ペアレンタルコントロールシステムの「Amazon FreeTime」や,映画や音楽の情報を呼び出す「Amazon X-Ray」,そしてウォッチリストなどからユーザーの嗜好を判断し,実際にボタンを押す前に映画や音楽などのダウンロードを始める「ASAP」(Advanced Streaming and Prediction)など,Fire TV独自の機能も少なくない。
ゲームではElectronic Arts,Disney,Gameloft,Ubisoft Entertainment,Telltale Games,Mojang,SQUARE ENIX,2K Games,そしてSEGAといったゲームメーカーと提携し,「Minecraft: Pocket Edition」や「The Walking Dead」「NBA 2K14」「Deus Ex: The Fall」といったモバイル向けアプリを中心に,現在すでに100作品以上をラインナップしている。
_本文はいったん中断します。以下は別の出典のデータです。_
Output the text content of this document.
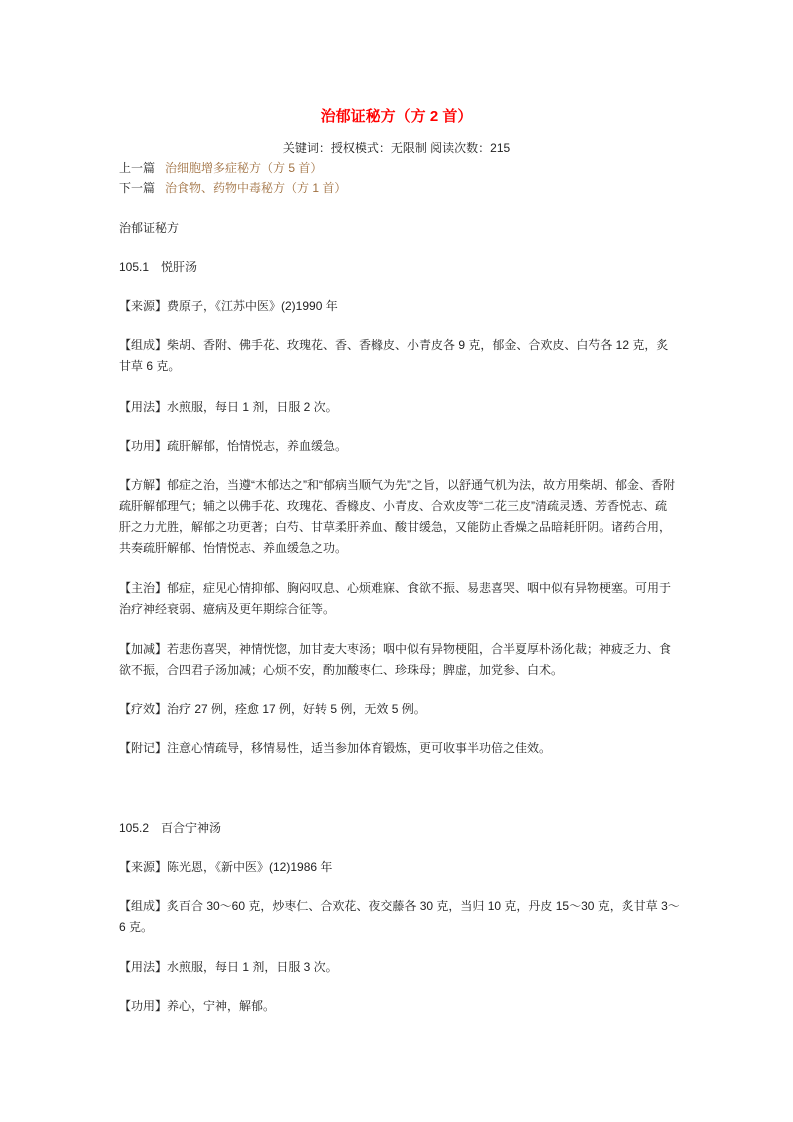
治郁证秘方（方 2 首）
关键词：授权模式：无限制 阅读次数：215
上一篇 治细胞增多症秘方（方 5 首）
下一篇 治食物、药物中毒秘方（方 1 首）
治郁证秘方
105.1　悦肝汤
【来源】费原子，《江苏中医》(2)1990 年
【组成】柴胡、香附、佛手花、玫瑰花、香、香橼皮、小青皮各 9 克，郁金、合欢皮、白芍各 12 克，炙
甘草 6 克。
【用法】水煎服，每日 1 剂，日服 2 次。
【功用】疏肝解郁，怡情悦志，养血缓急。
【方解】郁症之治，当遵“木郁达之”和“郁病当顺气为先”之旨，以舒通气机为法，故方用柴胡、郁金、香附
疏肝解郁理气；辅之以佛手花、玫瑰花、香橼皮、小青皮、合欢皮等“二花三皮”清疏灵透、芳香悦志、疏
肝之力尤胜，解郁之功更著；白芍、甘草柔肝养血、酸甘缓急，又能防止香燥之品暗耗肝阴。诸药合用，
共奏疏肝解郁、怡情悦志、养血缓急之功。
【主治】郁症，症见心情抑郁、胸闷叹息、心烦难寐、食欲不振、易悲喜哭、咽中似有异物梗塞。可用于
治疗神经衰弱、癔病及更年期综合征等。
【加减】若悲伤喜哭，神情恍惚，加甘麦大枣汤；咽中似有异物梗阻，合半夏厚朴汤化裁；神疲乏力、食
欲不振，合四君子汤加减；心烦不安，酌加酸枣仁、珍珠母；脾虚，加党参、白术。
【疗效】治疗 27 例，痊愈 17 例，好转 5 例，无效 5 例。
【附记】注意心情疏导，移情易性，适当参加体育锻炼，更可收事半功倍之佳效。
105.2　百合宁神汤
【来源】陈光恩，《新中医》(12)1986 年
【组成】炙百合 30～60 克，炒枣仁、合欢花、夜交藤各 30 克，当归 10 克，丹皮 15～30 克，炙甘草 3～
6 克。
【用法】水煎服，每日 1 剂，日服 3 次。
【功用】养心，宁神，解郁。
米Amazonが自前のゲームスタジオAmazon Game Studiosを設立し,大幅な拡充を行っているのは欧米ゲーム業界ではよく知られている。今後はサードパーティだけでなく,Amazon自身が手がけるFire TV向けの専用ゲームも増えていくのは間違いないだろう。
PlayStaion 4やXbox Oneが販売台数を伸ばす一方で,AmazonがKindleによって築いたプラットフォームを武器に,テレビとつないで使うデバイスの世界に殴り込んできたというのは実に興味深い。Fire TVの今後の展開に注目したい。